Pismem datowanym na dzień 28 lutego 2014 r. spółka (...) złożyła B. J. oświadczenie o rozwiązaniu z nim umowy o prac bez wypowiedzenia ze skutkiem na dzień 28 lutego 2014 r. Jako przyczynę wskazano ciężkie naruszenie obowiązków pracowniczych polegające na kradzieży paliwa, przedstawiając wyliczenie dotyczące brakującego paliwa. W podsumowaniu wskazano, że z wyliczeń wynika, że w czasie wyjazdu służbowego w dniach 24 stycznia – 3 lutego 2014 r. braki paliwa wyniosły 834,13 l, a w czasie wyjazdu w dniach 3 lutego-15 lutego 2014 r. – 223,32 l. Ponadto B. J. nie stosował się do obowiązku informowania pracodawcy sms-em o tankowaniu.

(pismo – k. 5-8)

Przesyłka zawierająca oświadczenie o rozwiązaniu umowy bez wypowiedzenia została nadana dnia 7 marca 2014 r., natomiast B. J. odebrał ją w dniu 13 marca 2014 r.
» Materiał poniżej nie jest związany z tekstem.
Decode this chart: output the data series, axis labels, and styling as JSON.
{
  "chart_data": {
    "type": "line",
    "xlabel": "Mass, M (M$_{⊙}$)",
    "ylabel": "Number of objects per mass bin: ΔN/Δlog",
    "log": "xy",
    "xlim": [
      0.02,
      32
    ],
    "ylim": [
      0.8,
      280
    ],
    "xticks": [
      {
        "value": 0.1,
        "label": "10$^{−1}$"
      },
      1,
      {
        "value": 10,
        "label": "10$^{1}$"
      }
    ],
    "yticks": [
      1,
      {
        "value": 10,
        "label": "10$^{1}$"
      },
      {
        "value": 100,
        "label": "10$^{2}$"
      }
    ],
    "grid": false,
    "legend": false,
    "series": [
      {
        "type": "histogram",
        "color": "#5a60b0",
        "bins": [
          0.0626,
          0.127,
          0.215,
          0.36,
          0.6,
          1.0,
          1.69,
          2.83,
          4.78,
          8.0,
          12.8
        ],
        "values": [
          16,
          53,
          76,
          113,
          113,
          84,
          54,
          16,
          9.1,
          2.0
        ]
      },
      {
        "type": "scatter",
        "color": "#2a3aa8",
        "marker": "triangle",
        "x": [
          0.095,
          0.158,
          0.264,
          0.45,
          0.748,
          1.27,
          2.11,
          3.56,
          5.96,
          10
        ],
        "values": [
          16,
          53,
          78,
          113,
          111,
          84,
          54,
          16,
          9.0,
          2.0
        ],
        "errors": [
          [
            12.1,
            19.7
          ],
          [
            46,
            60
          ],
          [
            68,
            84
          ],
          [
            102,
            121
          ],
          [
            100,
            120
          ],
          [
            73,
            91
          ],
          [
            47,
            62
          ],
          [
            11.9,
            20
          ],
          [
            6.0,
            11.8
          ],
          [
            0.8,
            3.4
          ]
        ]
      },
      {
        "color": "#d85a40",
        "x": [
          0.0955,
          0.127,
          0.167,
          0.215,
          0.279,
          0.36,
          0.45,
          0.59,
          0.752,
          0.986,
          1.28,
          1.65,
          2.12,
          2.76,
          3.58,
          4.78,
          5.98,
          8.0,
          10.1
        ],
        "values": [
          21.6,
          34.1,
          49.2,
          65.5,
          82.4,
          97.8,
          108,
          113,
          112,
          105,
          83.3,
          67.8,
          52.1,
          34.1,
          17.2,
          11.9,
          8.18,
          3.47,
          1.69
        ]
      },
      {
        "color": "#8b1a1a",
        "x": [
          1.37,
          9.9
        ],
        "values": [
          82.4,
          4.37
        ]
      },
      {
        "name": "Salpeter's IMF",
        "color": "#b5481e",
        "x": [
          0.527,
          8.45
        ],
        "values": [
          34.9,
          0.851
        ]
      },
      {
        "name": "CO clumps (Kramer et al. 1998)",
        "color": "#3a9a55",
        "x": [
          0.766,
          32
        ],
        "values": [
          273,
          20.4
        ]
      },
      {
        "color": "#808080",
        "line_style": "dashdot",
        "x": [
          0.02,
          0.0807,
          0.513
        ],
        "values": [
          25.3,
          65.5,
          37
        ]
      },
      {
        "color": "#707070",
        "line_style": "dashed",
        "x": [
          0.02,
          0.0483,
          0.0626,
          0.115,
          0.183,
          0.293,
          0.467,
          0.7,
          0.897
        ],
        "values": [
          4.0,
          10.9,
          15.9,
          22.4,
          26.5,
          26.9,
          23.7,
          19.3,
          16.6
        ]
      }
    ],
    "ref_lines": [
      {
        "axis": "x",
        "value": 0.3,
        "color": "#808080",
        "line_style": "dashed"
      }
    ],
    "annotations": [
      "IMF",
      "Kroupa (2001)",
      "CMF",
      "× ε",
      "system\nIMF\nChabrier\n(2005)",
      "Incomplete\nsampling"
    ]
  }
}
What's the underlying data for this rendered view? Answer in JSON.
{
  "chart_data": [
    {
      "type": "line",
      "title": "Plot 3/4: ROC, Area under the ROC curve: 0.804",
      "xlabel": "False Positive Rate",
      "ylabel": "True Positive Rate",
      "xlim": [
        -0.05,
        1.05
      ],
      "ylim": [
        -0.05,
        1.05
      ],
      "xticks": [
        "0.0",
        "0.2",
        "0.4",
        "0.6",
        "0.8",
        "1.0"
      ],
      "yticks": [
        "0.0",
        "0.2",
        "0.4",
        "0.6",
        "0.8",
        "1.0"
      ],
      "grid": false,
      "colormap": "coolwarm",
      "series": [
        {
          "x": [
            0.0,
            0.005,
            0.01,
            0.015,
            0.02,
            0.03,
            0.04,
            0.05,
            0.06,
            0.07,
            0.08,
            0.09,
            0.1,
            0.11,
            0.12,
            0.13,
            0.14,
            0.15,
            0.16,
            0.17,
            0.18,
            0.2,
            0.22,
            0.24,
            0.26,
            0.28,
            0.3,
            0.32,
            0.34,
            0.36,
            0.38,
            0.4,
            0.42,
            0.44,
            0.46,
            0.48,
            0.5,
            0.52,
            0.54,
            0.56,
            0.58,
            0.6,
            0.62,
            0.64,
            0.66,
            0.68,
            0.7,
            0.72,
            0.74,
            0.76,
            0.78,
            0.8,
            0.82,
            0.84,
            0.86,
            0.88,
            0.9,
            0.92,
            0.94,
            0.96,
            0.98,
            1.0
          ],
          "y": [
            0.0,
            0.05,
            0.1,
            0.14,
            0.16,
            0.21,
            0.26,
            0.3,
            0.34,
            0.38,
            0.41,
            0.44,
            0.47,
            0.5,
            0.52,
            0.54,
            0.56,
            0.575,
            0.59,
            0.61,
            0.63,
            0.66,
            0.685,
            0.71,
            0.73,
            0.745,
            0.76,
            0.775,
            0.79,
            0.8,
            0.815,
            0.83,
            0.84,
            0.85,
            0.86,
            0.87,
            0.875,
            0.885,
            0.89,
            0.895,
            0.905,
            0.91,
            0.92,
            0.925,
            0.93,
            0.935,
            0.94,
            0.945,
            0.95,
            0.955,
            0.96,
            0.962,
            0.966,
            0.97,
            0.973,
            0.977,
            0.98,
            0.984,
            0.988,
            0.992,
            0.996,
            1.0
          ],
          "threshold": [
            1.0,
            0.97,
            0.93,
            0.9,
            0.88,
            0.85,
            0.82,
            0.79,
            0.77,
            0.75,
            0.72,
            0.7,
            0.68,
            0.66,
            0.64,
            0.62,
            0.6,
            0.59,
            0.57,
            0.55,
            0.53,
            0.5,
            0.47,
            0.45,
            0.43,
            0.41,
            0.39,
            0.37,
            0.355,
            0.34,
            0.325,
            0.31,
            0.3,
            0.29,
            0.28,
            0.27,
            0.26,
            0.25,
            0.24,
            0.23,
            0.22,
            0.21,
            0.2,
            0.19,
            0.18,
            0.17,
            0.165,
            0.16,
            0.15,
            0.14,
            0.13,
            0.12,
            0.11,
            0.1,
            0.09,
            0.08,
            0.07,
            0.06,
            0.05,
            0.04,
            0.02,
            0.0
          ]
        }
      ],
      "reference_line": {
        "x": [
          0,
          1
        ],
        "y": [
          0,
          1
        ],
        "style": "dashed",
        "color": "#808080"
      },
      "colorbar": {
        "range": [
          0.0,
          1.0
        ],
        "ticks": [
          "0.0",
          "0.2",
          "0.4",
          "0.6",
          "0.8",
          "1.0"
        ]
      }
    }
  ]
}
(bezsporne, a nadto: potwierdzenie nadania, potwierdzenie odbioru – część B a/o B. J.)

Wraz z oświadczeniem o rozwiązaniu umowy o pracę bez wypowiedzenia B. J. otrzymał świadectwo pracy, w którym jako podstawę rozwiązania stosunku pracy wskazano „rozwiązanie bez wypowiedzenia z winy pracownika (art. 52 § 1 pkt 2 Kodeksu Pracy)”.

(bezsporne, a nadto: świadectwo pracy – k. 5 akt VI P 253/14)

Pismem nadanym dnia 20 marca 2014 r. B. J. wnioskował do pracodawcy o sprostowanie świadectwa pracy poprzez wskazanie, że stosunek pracy został rozwiązany w wyniku upływu czasu, na jaki został zawarty. 25 marca 2014 r. pracodawca odmówił przyjęcia przesyłki zawierającej wniosek.

(w aktach VI P 253/14: wniosek – k. 6, kserokopia koperty – k. 7-8)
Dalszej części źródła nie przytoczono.